Region of Risk
“Aviation in itself is not inherently dangerous. But to an even greater degree than the sea, it is terribly unforgiving of any carelessness, incapacity or neglect”— Captain A. G. Lamplugh, British Aviation Insurance Group, London. c. early 1930's.
Aviation technical manuals emphatically emphasize warnings and cautions to be observed during the full spectrum of aircraft maintenance procedures. Technical training classes reinforce the safety mantra along with safety and human factors posters. We are asked to respect and adhere to these warnings regardless of the working stresses we encounter. We have plenty of evidence from accident and incident investigation reports to know the consequences of carelessness, incapacity or neglect. Working in the Region of Risk can have deadly consequences if some of the proud members of the Dirty Dozen infiltrate our weak or non-existent safety nets.

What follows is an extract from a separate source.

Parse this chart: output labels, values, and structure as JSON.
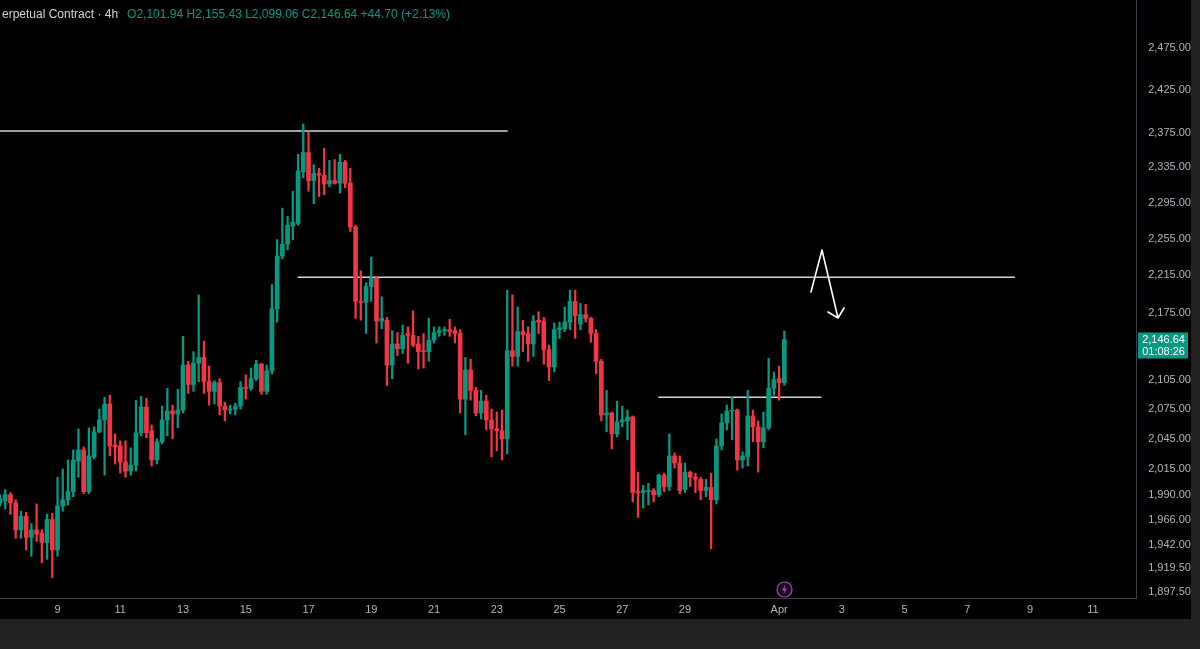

Before entering the Region of Risk, ask your self or your crew what are the potential risks I or we face by accomplishing the task before us. Are their any new crewmembers accomplishing this task for the first time? Do we have all the appropriate manual references and adhering to the warnings and cautions? Do we have the proper resources in equipment and manpower? You know what questions to ask and you know what safety nets to employ. It all falls back on being the best version of yourself for each task, every day, all the time. And take a page from the US Navy Blue Angles preflight briefing, “Are you glad to be here?”